Assim, uns defendiam que o prazo de arguição da dita nulidade era de dez dias (cf. artigo 153.º n.º 1 do anterior Código de Processo Civil), contados imediatamente após o termo da audiência de discussão e julgamento ou, pelo menos, da data da disponibilização do registo magnético pelo tribunal (cf., entre outros, os acórdãos do Supremo Tribunal da Justiça de 22/2/2001, 24/5/2001, 6/7/2006, 18/11/2008, 12/2/2009 e de 14/5/2009, proferidos nos processos n.ºs 3678/00-7.ª, 1362/01-7.ª, 1899/06-7.ª, 3328/08-6.ª, 47/09-6.ª e 40/09.4YFLSB-6.ª).

Outros, ainda, proclamavam que esse prazo de dez dias começava a contar da data limite em que a parte deveria ter solicitado a entrega da cópia do registo da gravação, nos termos do n.º 2 do art.º 7.º do Decreto-Lei n.º 39/95, de 15 de Fevereiro (v.g. acórdãos do Supremo Tribunal da Justiça de 8/7/2003, na revista n.º 2212/03 e de 16/9/2008, na revista n.º 2261/08, ambas da 7.ª Secção).

Finalmente, outros entendiam que a aludida nulidade podia ser arguida dentro do prazo da alegação de recurso, salvo se se demonstrar que o reclamante teve conhecimento do vício mais de dez dias antes do termo desse prazo, podendo tal arguição ter lugar nessa própria alegação, por não ser exigível à parte (ou ao seu mandatário) que proceda à audição dos registos magnéticos antes do início do prazo do recurso (relativo à reapreciação da decisão sobre a matéria de facto), sendo que é no decurso deste prazo que surge a necessidade de uma análise mais cuidada do conteúdo dos referidos registos e, com ele, o conhecimento de eventuais vícios da gravação que podem ser alegados na própria alegação de recurso entretanto interposto (v.g. acórdãos do Supremo Tribunal da Justiça de 9/7/2002, na CJ - Acs.
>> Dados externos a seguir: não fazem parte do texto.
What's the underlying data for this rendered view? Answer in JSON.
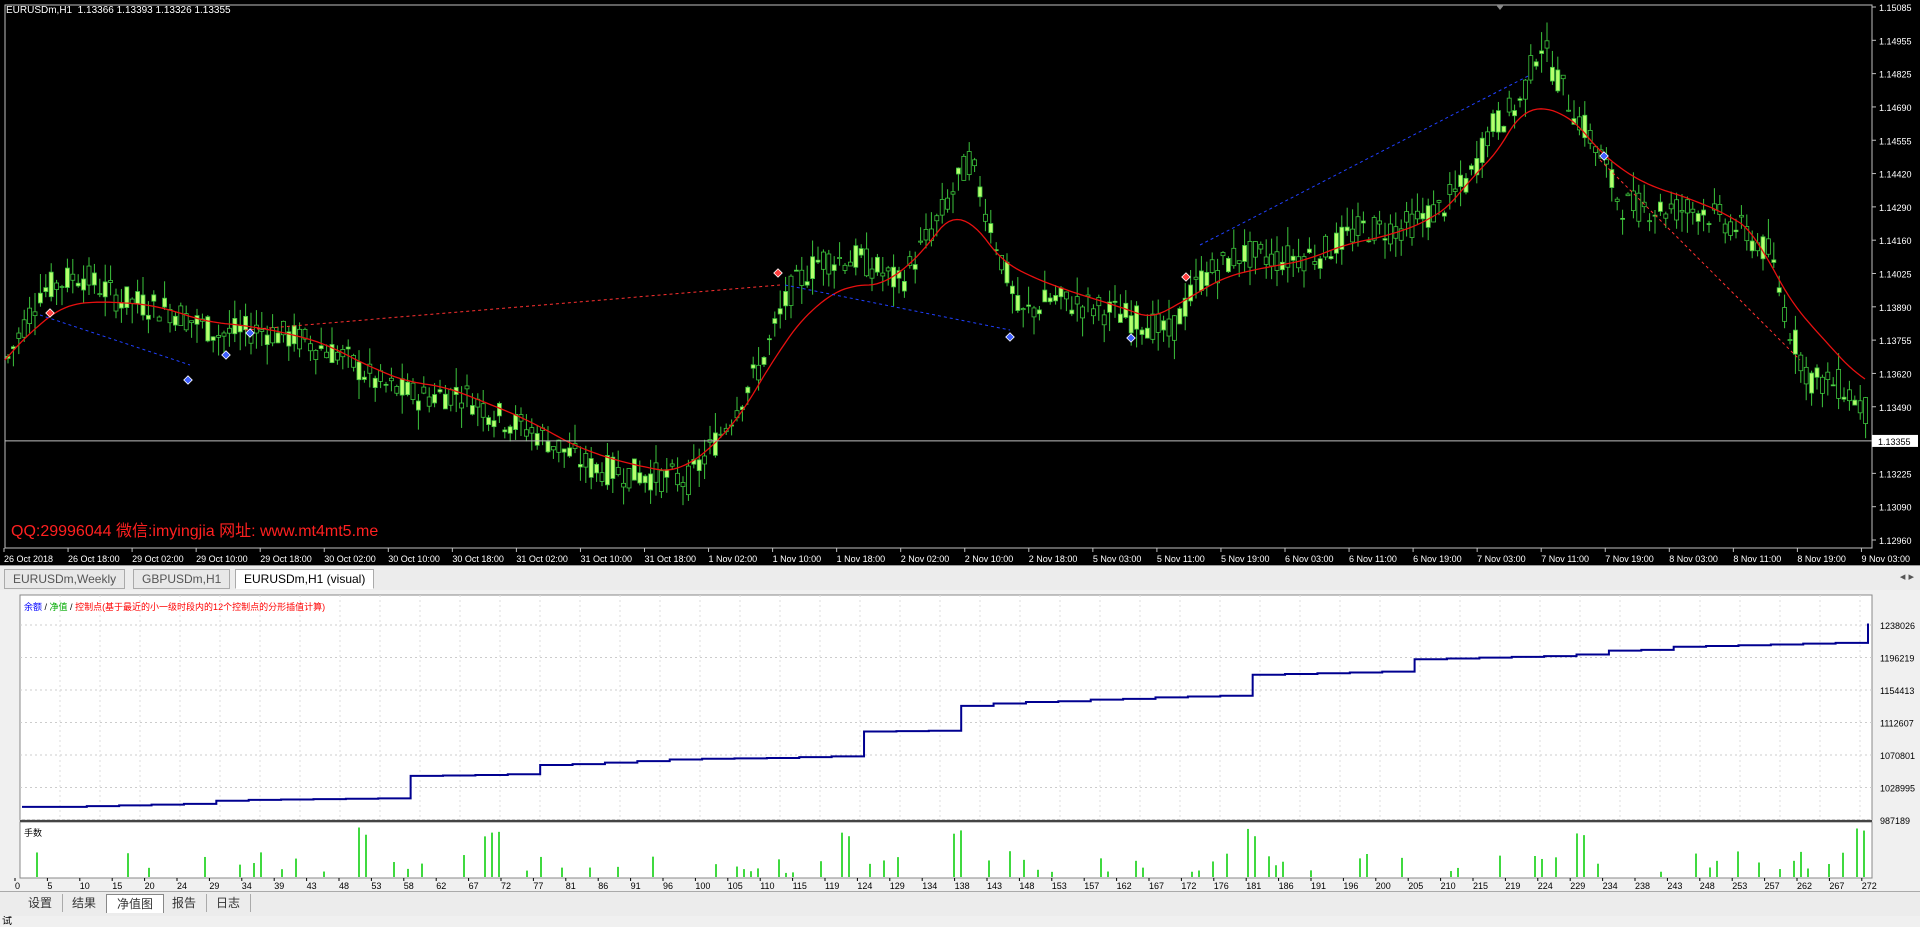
{
  "chart": {
    "symbol_header": "EURUSDm,H1  1.13366 1.13393 1.13326 1.13355",
    "watermark": "QQ:29996044 微信:imyingjia 网址: www.mt4mt5.me",
    "current_price": "1.13355",
    "price_labels": [
      "1.15085",
      "1.14955",
      "1.14825",
      "1.14690",
      "1.14555",
      "1.14420",
      "1.14290",
      "1.14160",
      "1.14025",
      "1.13890",
      "1.13755",
      "1.13620",
      "1.13490",
      "1.13355",
      "1.13225",
      "1.13090",
      "1.12960"
    ],
    "time_labels": [
      "26 Oct 2018",
      "26 Oct 18:00",
      "29 Oct 02:00",
      "29 Oct 10:00",
      "29 Oct 18:00",
      "30 Oct 02:00",
      "30 Oct 10:00",
      "30 Oct 18:00",
      "31 Oct 02:00",
      "31 Oct 10:00",
      "31 Oct 18:00",
      "1 Nov 02:00",
      "1 Nov 10:00",
      "1 Nov 18:00",
      "2 Nov 02:00",
      "2 Nov 10:00",
      "2 Nov 18:00",
      "5 Nov 03:00",
      "5 Nov 11:00",
      "5 Nov 19:00",
      "6 Nov 03:00",
      "6 Nov 11:00",
      "6 Nov 19:00",
      "7 Nov 03:00",
      "7 Nov 11:00",
      "7 Nov 19:00",
      "8 Nov 03:00",
      "8 Nov 11:00",
      "8 Nov 19:00",
      "9 Nov 03:00"
    ],
    "colors": {
      "bull": "#b6ff6e",
      "bear": "#000000",
      "wick": "#3cc43c",
      "ma": "#e81010",
      "zigzag_red": "#ff3030",
      "zigzag_blue": "#2040ff"
    }
  },
  "chart_tabs": [
    {
      "label": "EURUSDm,Weekly",
      "active": false
    },
    {
      "label": "GBPUSDm,H1",
      "active": false
    },
    {
      "label": "EURUSDm,H1 (visual)",
      "active": true
    }
  ],
  "equity": {
    "legend_balance": "余额",
    "legend_sep1": " / ",
    "legend_equity": "净值",
    "legend_sep2": " / ",
    "legend_points": "控制点(基于最近的小一级时段内的12个控制点的分形插值计算)",
    "y_labels": [
      "1238026",
      "1196219",
      "1154413",
      "1112607",
      "1070801",
      "1028995",
      "987189"
    ],
    "lots_label": "手数",
    "x_labels": [
      "0",
      "5",
      "10",
      "15",
      "20",
      "24",
      "29",
      "34",
      "39",
      "43",
      "48",
      "53",
      "58",
      "62",
      "67",
      "72",
      "77",
      "81",
      "86",
      "91",
      "96",
      "100",
      "105",
      "110",
      "115",
      "119",
      "124",
      "129",
      "134",
      "138",
      "143",
      "148",
      "153",
      "157",
      "162",
      "167",
      "172",
      "176",
      "181",
      "186",
      "191",
      "196",
      "200",
      "205",
      "210",
      "215",
      "219",
      "224",
      "229",
      "234",
      "238",
      "243",
      "248",
      "253",
      "257",
      "262",
      "267",
      "272"
    ],
    "balance_values": [
      1004000,
      1004000,
      1005000,
      1006000,
      1007000,
      1008000,
      1012000,
      1013000,
      1013500,
      1014000,
      1014500,
      1015000,
      1044000,
      1044500,
      1045000,
      1046000,
      1058000,
      1059000,
      1061000,
      1063000,
      1065000,
      1066000,
      1066500,
      1067000,
      1068000,
      1069000,
      1101000,
      1101500,
      1102000,
      1134000,
      1137000,
      1139000,
      1140000,
      1142000,
      1143000,
      1145000,
      1146000,
      1147000,
      1174000,
      1175000,
      1176000,
      1177000,
      1178000,
      1194000,
      1195000,
      1196000,
      1197000,
      1198000,
      1200000,
      1205000,
      1206000,
      1210000,
      1211000,
      1212000,
      1213000,
      1214000,
      1215000,
      1240000
    ],
    "colors": {
      "balance": "#000090",
      "legend_balance": "#0000ff",
      "legend_equity": "#00aa00",
      "legend_points": "#ff0000",
      "lots": "#00cc00"
    }
  },
  "bottom_tabs": [
    {
      "label": "设置",
      "active": false
    },
    {
      "label": "结果",
      "active": false
    },
    {
      "label": "净值图",
      "active": true
    },
    {
      "label": "报告",
      "active": false
    },
    {
      "label": "日志",
      "active": false
    }
  ],
  "side_label": "测试"
}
STJ - Ano X, tomo II, págs. 153 a 155, de 15/5/2008, de 1/7/2008, de 23/10/2008 e de 13/1/2009, estes proferidos nos processos 08B1099, 08A1806, 08B2698 e 08A3741, para além do já citado acórdão de 14/1/2010, no processo n.º 4323/05.4TBVIS.C1.S1, e da Relação do Porto de 27/03/2006, de 27/11/2008 e de 16/12/2009, proferidos nos processos n.ºs 0651069, 0836973 e 217/05.1TJVNF.P1).

5. Porém, ao contrário do que antes sucedia, agora o legislador tomou posição expressa sobre esta matéria no actual Código de Processo Civil (aplicável aos autos porque já vigente à data em que a acção foi instaurada), estipulando no artigo 155º que “a gravação [no caso da audiência de julgamento] deve ser disponibilizada às partes, no prazo de dois dias a contar do respectivo acto” (n.º 3), e que “a falta ou deficiência da gravação deve ser invocada, no prazo de 10 dias a contar do momento em que a gravação é disponibilizada” (n.º 4).

Deste modo, parece-nos claro que face ao aludido preceito as irregularidades ou deficiências da gravação dos depoimentos das testemunhas devem ser invocadas no prazo de 10 dias, a contar da disponibilização da gravação, a qual deve ocorrer nos 2 dias seguintes a contar da realização do acto, e tal irregularidade, que, como acima se referiu, constitui nulidade, deve, como tal, ser arguida perante o tribunal onde a mesma se verificou.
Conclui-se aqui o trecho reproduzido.